Les agriculteurs vendent leurs produits directement aux consommateurs à la sortie de la ferme. Les clients viennent remplir leurs paniers de légumes de saison, de fruits, de lait, de fromages … Ces échanges sont l’occasion de créer du lien social et de favoriser une consommation plus responsable.
Les premières années sont marquées par de nombreuses difficultés. Il faut trouver un équilibre entre les activités agricoles et les activités touristiques, gérer les imprévus liés à la météo et aux aléas de la production, et s’adapter aux attentes parfois contradictoires des touristes.
Certains agriculteurs ont l’idée d’ouvrir leurs portes aux écoles pour faire découvrir aux enfants le monde de la ferme. Les élèves peuvent ainsi assister à la traite des vaches, ramasser des œufs, ou encore nourrir les animaux. Ces expériences souvent très enrichissantes sont aussi parfois un peu désordonnées !

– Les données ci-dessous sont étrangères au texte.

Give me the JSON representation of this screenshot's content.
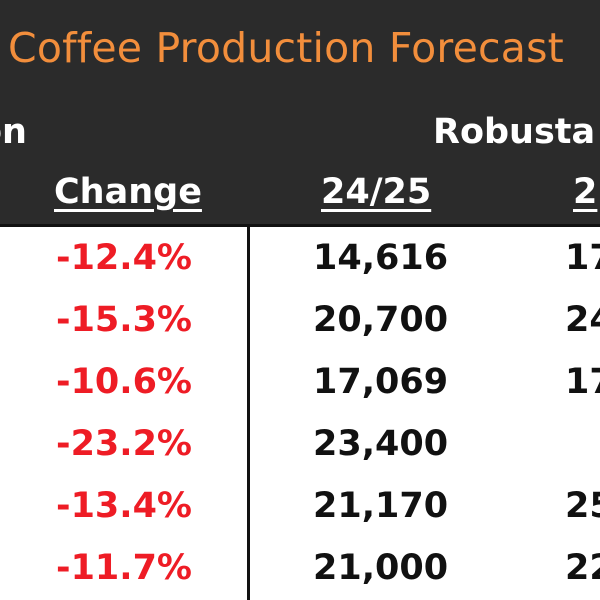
{
  "title": "Coffee Production Forecast",
  "groups": {
    "left_partial": "on",
    "right": "Robusta"
  },
  "columns": {
    "change": "Change",
    "season_2425": "24/25",
    "next_partial": "2"
  },
  "chart_data": {
    "type": "table",
    "title": "Coffee Production Forecast",
    "column_headers": [
      "Change",
      "24/25",
      "2"
    ],
    "rows": [
      {
        "change": "-12.4%",
        "robusta_2425": "14,616",
        "next_partial": "17"
      },
      {
        "change": "-15.3%",
        "robusta_2425": "20,700",
        "next_partial": "24"
      },
      {
        "change": "-10.6%",
        "robusta_2425": "17,069",
        "next_partial": "17"
      },
      {
        "change": "-23.2%",
        "robusta_2425": "23,400",
        "next_partial": ""
      },
      {
        "change": "-13.4%",
        "robusta_2425": "21,170",
        "next_partial": "25"
      },
      {
        "change": "-11.7%",
        "robusta_2425": "21,000",
        "next_partial": "22"
      }
    ],
    "colors": {
      "header_background": "#2b2b2b",
      "title": "#f28e3c",
      "header_text": "#ffffff",
      "negative_change": "#ee1c25",
      "values": "#111111"
    }
  }
}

Enfin, l’agritourisme n’est pas encore encadré par une réglementation spécifique. Les agriculteurs sont libres de développer leurs activités comme ils l’entendent, ce qui favorise une grande diversité d’initiatives, mais pose aussi des problèmes de sécurité et de qualité.
Une aventure humaine avant tout.
Les agriculteurs qui se sont lancés dans cette voie étaient des pionniers, animés par une volonté de partager leur passion et de faire découvrir leur terroir.
Ces premières expériences ont jeté les bases de ce qui allait devenir un secteur touristique majeur en France. Elles ont permis de sensibiliser le public aux enjeux de l’agriculture et de la ruralité, et de valoriser les produits locaux.
Si l’agritourisme n’est pas né de la crise du Larzac, il a indéniablement été favorisé par ce mouvement. En effet, la valorisation des modes de vie ruraux, la volonté de créer du lien social et la recherche de nouvelles sources de revenus ont été des moteurs importants du développement de l’agritourisme dans les années qui ont suivi.
En guise de conclusion, la crise du Larzac, plus qu’un simple conflit local, a eu un impact profond et durable sur l’agriculture française. Elle a contribué à revaloriser les modes de vie ruraux, à renforcer les liens entre les agriculteurs et à favoriser l’émergence de nouvelles pratiques agricoles. L’agritourisme, en tant que réponse à la crise agricole et à la volonté de préserver les territoires ruraux, est l’un des héritages les plus visibles de cette lutte emblématique.